Kenneth: You’re not talking from personal experience, right?

S: Oh of course not!

K: Let me read a line to you in the text page 499 paragraph 2:

"To learn this course requires willingness to question every value that you hold. Not one can be kept hidden and obscure but it will jeopardize your learning. No belief is neutral. Every one (every belief) has the power to dictate each decision you make. For a decision is a conclusion based on everything that you believe. It is the outcome of belief, and follows it as surely as does suffering follow guilt and freedom sinlessness" (T-24.in.2:1-6).

In other words everything depends on where we put our faith. Do we put our faith in the ego's thought system or in the Holy Spirit's thought system? The "little willingness" which is how this paragraph begins "To learn this course requires willingness to question every value that you hold." does not mean that we’re asked to let go of what (values) we hold, let go of what we cherish. It means just to question it.

So the "little willingness" is that I become increasingly aware of when I’m choosing my ego. And instead of rationalizing and justifying it, denying it, projecting still further, spiritualizing it, I say, "This clearly is coming from my decision for the ego, which means it’s coming from my resistance to the truth that another part of me knows. This is coming from my fear of what it means to consistently choose Love. And that this is what I'm doing."

The "little willingness" is that I no longer try to justify what I do. I call it as it is. I look at the problem as it is not the way I've set it up. So I'm aware that if I am consistently upset, I'm consistently angry, anxious, depressed, despairing, consistently in pain in whatever form, this is coming from my mind's decision.

Alright. And so just as I read at the end, "... a decision is a conclusion based on everything that you believe. It is the outcome of belief, and follows it as surely as does suffering follow guilt and freedom sinlessness." Suffering follows guilt, so if I'm suffering in any way physically or psychologically and I experience myself as being unfairly treated—this doesn't mean every time you have a pain that you're choosing guilt, but it if you make the pain front and center, if you make the pain the defining element in your life, then it's because you’ve chosen guilt. So love is not the defining element in your life. Guilt is. Pain is. Suffering is. Being unfairly treated is.

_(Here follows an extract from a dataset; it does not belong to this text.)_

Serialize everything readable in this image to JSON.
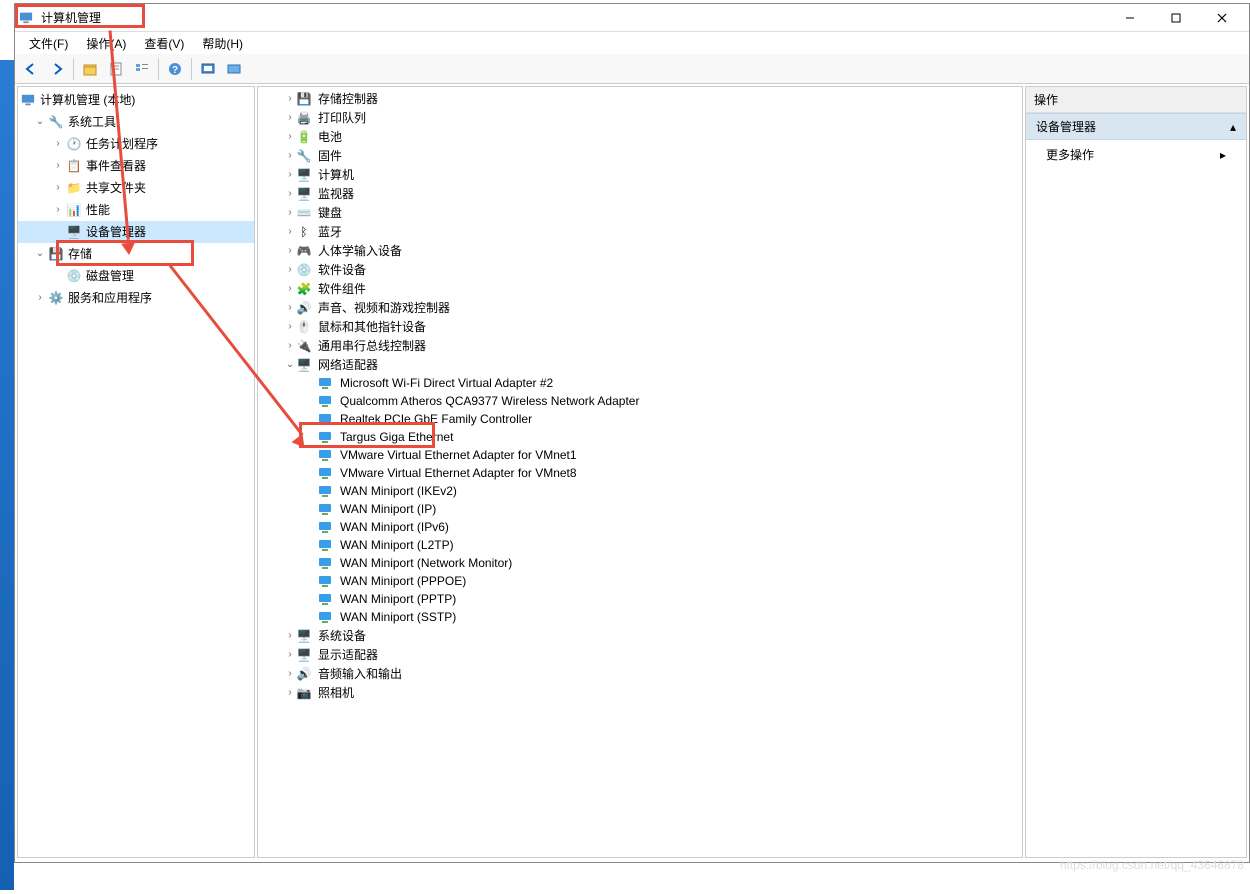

And so guilt comes from a decision. So the "little willingness" is seeing how this dynamic operates repeatedly in your life. And if you could do it without judging yourself and simply say, "Obviously I’m enamored of suffering, I’m enamored of having a problem, I'm enamored of this self, I'm enamored of this identity. And that's what is propelling me forward. That is what is determining everything I feel during the day." That’s the "little willingness." And it's the looking at that without judging it that is what undoes the ego.

The key thing…I quoted you the line that "Forgiveness is still and quietly does nothing. It merely looks and waits and judges not." It's the not judging that is the key to undoing the ego. I see what I’m doing. And it's the "little willingness" not to attribute cause to something external to me. That what we always do…that what we are always projecting is the cause. So the cause of everything about me including my physical existence no longer lies in my mind's decision for the ego. It lies in something external to me. So the "little willingness" is recognizing that. So a very simple way of understanding what a "little willingness" is, is saying two things - Lesson 5 and Lesson 34: "I'm never upset for the reason I think." "I could see peace instead of this." That's it!